I have a good friend who is on the verge of leasing a car. As
giving unsolicited advice is a good way to lose friends, I hope they may read this. Car leasing has become incredibly popular in the past 15 years. Sellers hook you onto a monthly payment, while they keep the car as their asset. The leased car is never YOUR asset though unless 1] the lease period is up and 2] you choose the option to buy the car. A car payment that would normally be $399 a month may be $249 a month but leasing a car is ALWAYS a bad deal:
- If the vehicle is totaled in an accident, you are still responsible to pay back the full lease contract amount. All of it, even if the insurance company gives you back less than what you owe to the dealership. If you do go with a lease, expect to pay the additional fees for “gap” insurance which covers you for that difference between insurance reimbursement and the amount that you owe to the dealership.

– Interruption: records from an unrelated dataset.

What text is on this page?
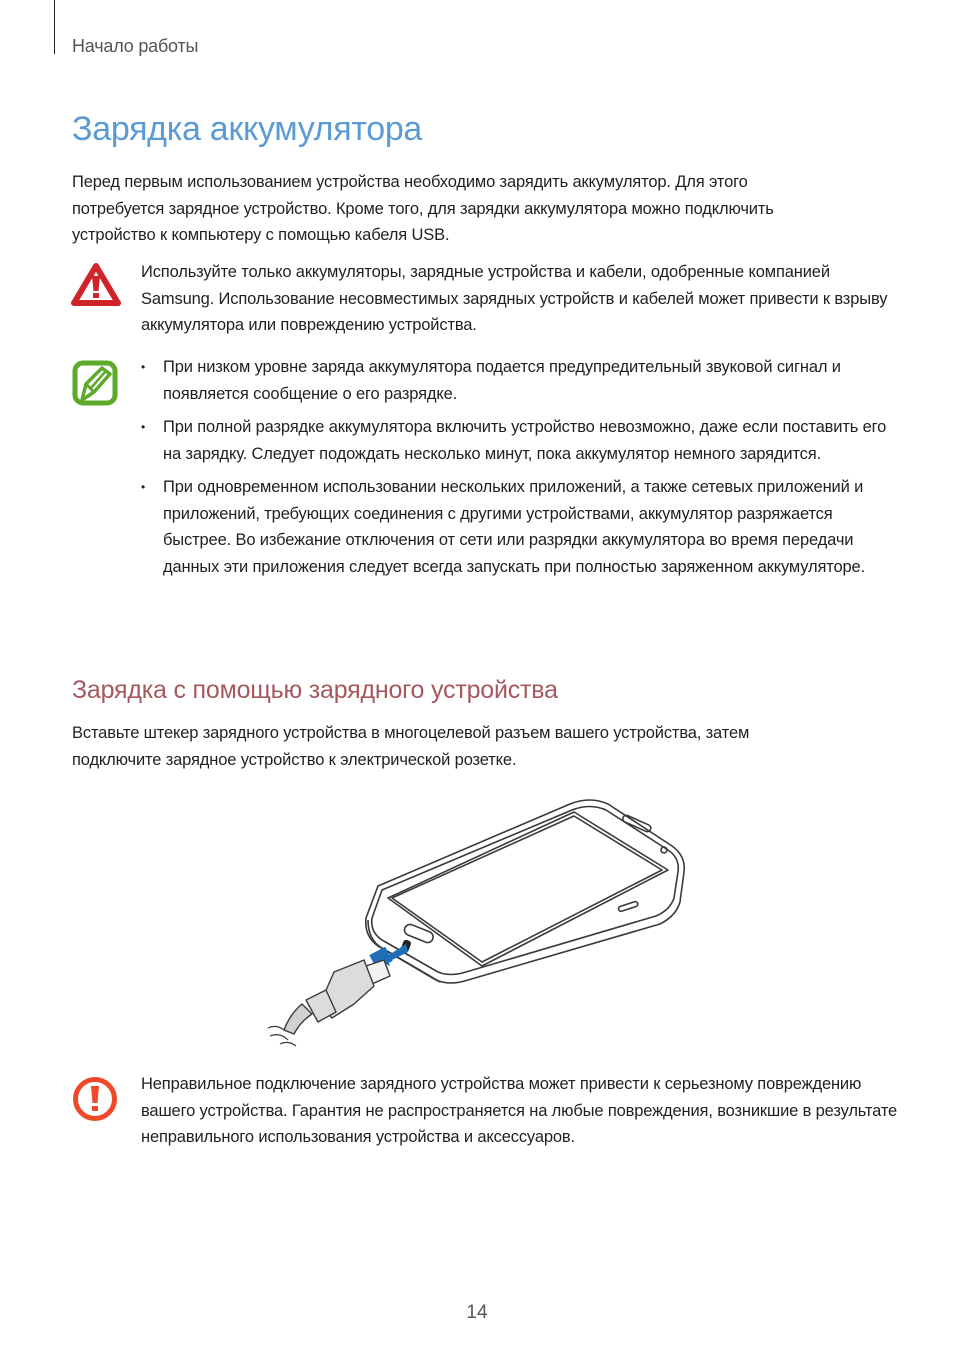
Начало работы
Зарядка аккумулятора

Перед первым использованием устройства необходимо зарядить аккумулятор. Для этого потребуется зарядное устройство. Кроме того, для зарядки аккумулятора можно подключить устройство к компьютеру с помощью кабеля USB.

Используйте только аккумуляторы, зарядные устройства и кабели, одобренные компанией Samsung. Использование несовместимых зарядных устройств и кабелей может привести к взрыву аккумулятора или повреждению устройства.

• При низком уровне заряда аккумулятора подается предупредительный звуковой сигнал и появляется сообщение о его разрядке.
• При полной разрядке аккумулятора включить устройство невозможно, даже если поставить его на зарядку. Следует подождать несколько минут, пока аккумулятор немного зарядится.
• При одновременном использовании нескольких приложений, а также сетевых приложений и приложений, требующих соединения с другими устройствами, аккумулятор разряжается быстрее. Во избежание отключения от сети или разрядки аккумулятора во время передачи данных эти приложения следует всегда запускать при полностью заряженном аккумуляторе.
Зарядка с помощью зарядного устройства

Вставьте штекер зарядного устройства в многоцелевой разъем вашего устройства, затем подключите зарядное устройство к электрической розетке.

Неправильное подключение зарядного устройства может привести к серьезному повреждению вашего устройства. Гарантия не распространяется на любые повреждения, возникшие в результате неправильного использования устройства и аксессуаров.

14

- Many times, the lease agreement will be for 5 years/60,000 miles. So, if you go over that 60,000 and keep it until the 5 years is up, you’ll pay a penalty for every mile over 60,000 miles. Think about how many miles you put on a car each year. Most people use well over 12,000 per year. I bought my truck in April 2010, it’s now April 2011 and 33,000 miles later! At a conservative $0.15 per mile that’s 21,000 miles over the 12,000 mile standard allowance or $3,150 for this year’s excess mile charge!
- If you lose a job or experience a heavy time of financial hardship and cannot afford the payment anymore, the dealership will recover the car, sell it an auction, and if they sell it for less than you owe for the lease agreement, you will be legally responsible to pay the difference. Though this is also true for purchase contracts as well with a purchase contract you are usually not so “upside down” because of your down payment.

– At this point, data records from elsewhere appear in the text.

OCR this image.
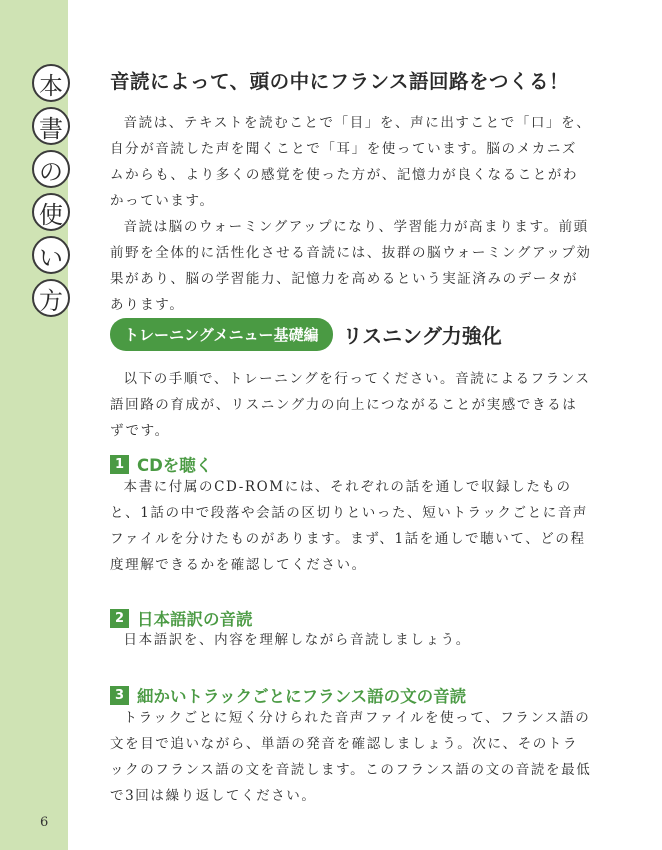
本
書
の
使
い
方
6
音読によって、頭の中にフランス語回路をつくる！

音読は、テキストを読むことで「目」を、声に出すことで「口」を、自分が音読した声を聞くことで「耳」を使っています。脳のメカニズムからも、より多くの感覚を使った方が、記憶力が良くなることがわかっています。

音読は脳のウォーミングアップになり、学習能力が高まります。前頭前野を全体的に活性化させる音読には、抜群の脳ウォーミングアップ効果があり、脳の学習能力、記憶力を高めるという実証済みのデータがあります。

トレーニングメニュー基礎編	リスニング力強化

以下の手順で、トレーニングを行ってください。音読によるフランス語回路の育成が、リスニング力の向上につながることが実感できるはずです。

1 CDを聴く

本書に付属のCD-ROMには、それぞれの話を通しで収録したものと、1話の中で段落や会話の区切りといった、短いトラックごとに音声ファイルを分けたものがあります。まず、1話を通しで聴いて、どの程度理解できるかを確認してください。

2 日本語訳の音読

日本語訳を、内容を理解しながら音読しましょう。

3 細かいトラックごとにフランス語の文の音読

トラックごとに短く分けられた音声ファイルを使って、フランス語の文を目で追いながら、単語の発音を確認しましょう。次に、そのトラックのフランス語の文を音読します。このフランス語の文の音読を最低で3回は繰り返してください。
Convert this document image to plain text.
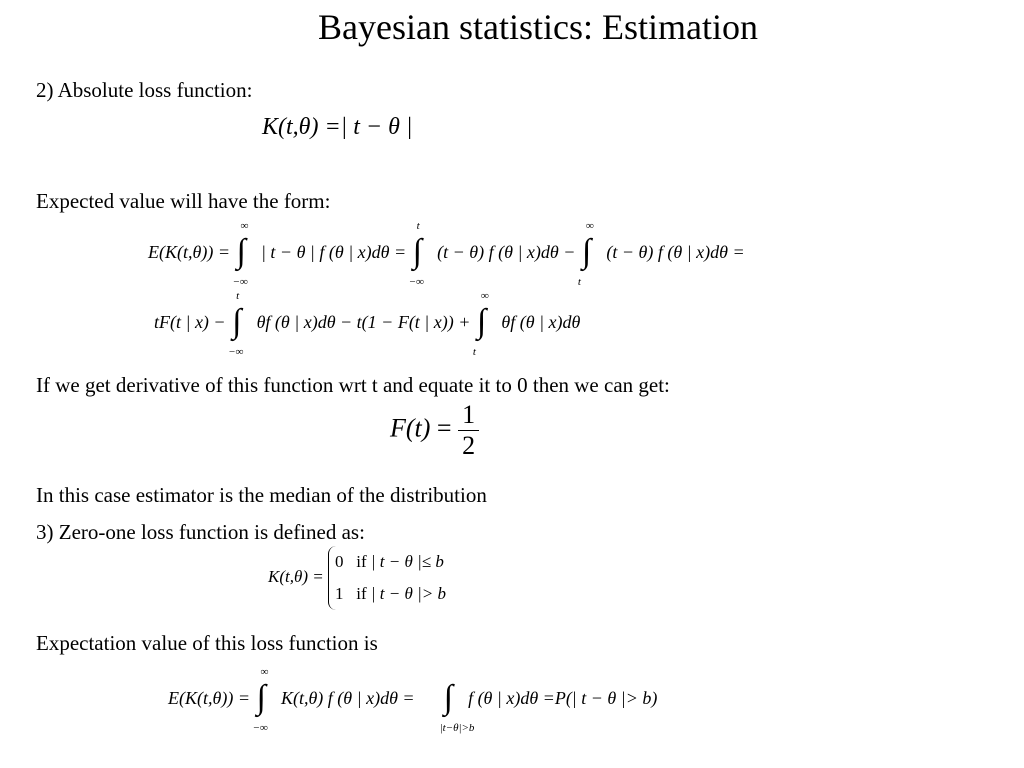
Bayesian statistics: Estimation
2) Absolute loss function:
K(t,θ) =| t − θ |
Expected value will have the form:
E(K(t,θ)) =
∞
∫
−∞
| t − θ | f (θ | x)dθ =
t
∫
−∞
(t − θ) f (θ | x)dθ −
∞
∫
t
(t − θ) f (θ | x)dθ =
tF(t | x) −
t
∫
−∞
θf (θ | x)dθ − t(1 − F(t | x)) +
∞
∫
t
θf (θ | x)dθ
If we get derivative of this function wrt t and equate it to 0 then we can get:
$F(t) = \frac{1}{2}$
In this case estimator is the median of the distribution
3) Zero-one loss function is defined as:
K(t,θ) =
0 if | t − θ |≤ b
1 if | t − θ |> b
Expectation value of this loss function is
E(K(t,θ)) =
∞
∫
−∞
K(t,θ) f (θ | x)dθ = ∫
|t−θ|>b
f (θ | x)dθ =P(| t − θ |> b)
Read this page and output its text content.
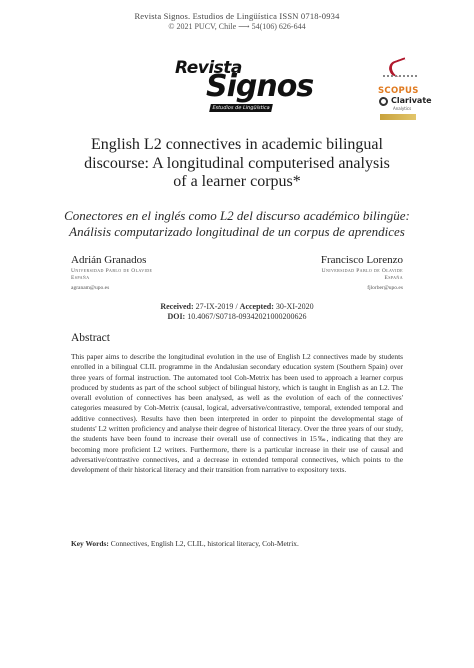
Revista Signos. Estudios de Lingüística ISSN 0718-0934
© 2021 PUCV, Chile ⟶ 54(106) 626-644
Revista
Signos
Estudios de Lingüística
SCOPUS
Clarivate
Analytics
English L2 connectives in academic bilingual
discourse: A longitudinal computerised analysis
of a learner corpus*
Conectores en el inglés como L2 del discurso académico bilingüe:
Análisis computarizado longitudinal de un corpus de aprendices
Adrián Granados
Universidad Pablo de Olavide
España
agranam@upo.es
Francisco Lorenzo
Universidad Pablo de Olavide
España
fjlorber@upo.es
Received: 27-IX-2019 / Accepted: 30-XI-2020
DOI: 10.4067/S0718-09342021000200626
Abstract
This paper aims to describe the longitudinal evolution in the use of English L2 connectives made by students enrolled in a bilingual CLIL programme in the Andalusian secondary education system (Southern Spain) over three years of formal instruction. The automated tool Coh-Metrix has been used to approach a learner corpus produced by students as part of the school subject of bilingual history, which is taught in English as an L2. The overall evolution of connectives has been analysed, as well as the evolution of each of the connectives' categories measured by Coh-Metrix (causal, logical, adversative/contrastive, temporal, extended temporal and additive connectives). Results have then been interpreted in order to pinpoint the developmental stage of students' L2 written proficiency and analyse their degree of historical literacy. Over the three years of our study, the students have been found to increase their overall use of connectives in 15‰, indicating that they are becoming more proficient L2 writers. Furthermore, there is a particular increase in their use of causal and adversative/contrastive connectives, and a decrease in extended temporal connectives, which points to the development of their historical literacy and their transition from narrative to expository texts.
Key Words: Connectives, English L2, CLIL, historical literacy, Coh-Metrix.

- The car is never yours until the lease period is up and you chose to buy the car. All the maintenance expense you incur is to maintain somebody else’s vehicle.

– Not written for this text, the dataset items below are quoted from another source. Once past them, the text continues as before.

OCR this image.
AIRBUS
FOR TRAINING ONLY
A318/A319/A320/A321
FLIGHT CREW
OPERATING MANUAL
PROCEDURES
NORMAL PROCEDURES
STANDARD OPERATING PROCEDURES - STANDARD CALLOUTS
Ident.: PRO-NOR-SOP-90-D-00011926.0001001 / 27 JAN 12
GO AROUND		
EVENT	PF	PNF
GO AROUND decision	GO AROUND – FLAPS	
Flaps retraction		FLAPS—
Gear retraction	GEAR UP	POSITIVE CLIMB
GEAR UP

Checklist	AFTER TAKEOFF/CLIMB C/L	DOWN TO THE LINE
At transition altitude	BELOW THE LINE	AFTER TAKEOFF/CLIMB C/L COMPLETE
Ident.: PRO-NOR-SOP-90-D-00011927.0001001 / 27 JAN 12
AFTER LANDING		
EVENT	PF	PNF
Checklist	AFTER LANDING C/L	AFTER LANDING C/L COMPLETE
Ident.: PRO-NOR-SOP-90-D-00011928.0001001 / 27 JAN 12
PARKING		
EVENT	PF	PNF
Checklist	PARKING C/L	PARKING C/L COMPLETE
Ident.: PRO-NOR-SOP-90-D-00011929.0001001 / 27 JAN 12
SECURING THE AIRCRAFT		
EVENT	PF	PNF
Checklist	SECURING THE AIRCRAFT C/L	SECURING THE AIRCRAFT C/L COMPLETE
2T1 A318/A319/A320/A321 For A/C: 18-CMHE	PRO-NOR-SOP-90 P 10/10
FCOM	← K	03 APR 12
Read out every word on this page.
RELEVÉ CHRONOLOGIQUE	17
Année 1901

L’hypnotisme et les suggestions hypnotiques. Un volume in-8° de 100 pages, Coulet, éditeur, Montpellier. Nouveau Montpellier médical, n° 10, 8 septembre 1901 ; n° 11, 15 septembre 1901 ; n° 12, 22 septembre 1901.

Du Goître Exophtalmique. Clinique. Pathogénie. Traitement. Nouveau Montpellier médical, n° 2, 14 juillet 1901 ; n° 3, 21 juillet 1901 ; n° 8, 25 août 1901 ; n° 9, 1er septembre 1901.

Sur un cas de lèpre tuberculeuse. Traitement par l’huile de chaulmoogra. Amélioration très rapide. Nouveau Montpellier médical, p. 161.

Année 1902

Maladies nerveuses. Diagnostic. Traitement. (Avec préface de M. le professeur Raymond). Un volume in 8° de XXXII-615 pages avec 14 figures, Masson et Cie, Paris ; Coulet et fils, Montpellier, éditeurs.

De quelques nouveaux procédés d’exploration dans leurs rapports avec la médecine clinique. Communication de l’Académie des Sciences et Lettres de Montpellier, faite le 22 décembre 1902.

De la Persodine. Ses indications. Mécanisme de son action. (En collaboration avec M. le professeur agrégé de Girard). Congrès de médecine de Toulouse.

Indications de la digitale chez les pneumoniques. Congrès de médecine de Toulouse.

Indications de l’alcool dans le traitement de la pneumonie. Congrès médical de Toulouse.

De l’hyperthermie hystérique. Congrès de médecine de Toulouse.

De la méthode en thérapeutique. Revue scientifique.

- The car cannot be counted as an asset on a net worth or credit calculation. It is still an asset of the dealership that leased it to you.
- Let’s look at the lifetime cost of lease versus a purchase. Say you buy a good used vehicle at $350 a month on a 48 month contract. Now assume the vehicle lasts you 10 years. Your cost is $16,800. Now multiply that by 3 for the 30 years you’ll probably regularly use a car, that’s $50,400. Now imagine if, instead, you decide to lease a car for the entire 30 years paying $350/mo at first you’d think the cost is just $126,000 (350x12x30) or a little over double that of purchasing – you’d be wrong. If you put $350 a month in a mutual fund that made 10% for 30 years you’d have $791,171 in 30 years. Subtracting the cost of purchase ($50,400) from the potential investment earnings ($791,171) is $740,771. Are you willing to pay 0.74 million dollars for the warm fuzzy feeling of always driving a new car? I’m not.

- If you decide to take the option to buy the car at the end of the lease term, you’ll have paid much more than the cost of the car even if you had financed it and the cost over a lifetime of driving is staggering.
Warren Buffet drives around a used pick-up truck during much of his personal time. He has lived in the same house that he bought about 30 years ago. Wealthy people know that possessions are a horrible investment that never buy the happiness they promise and spend accordingly.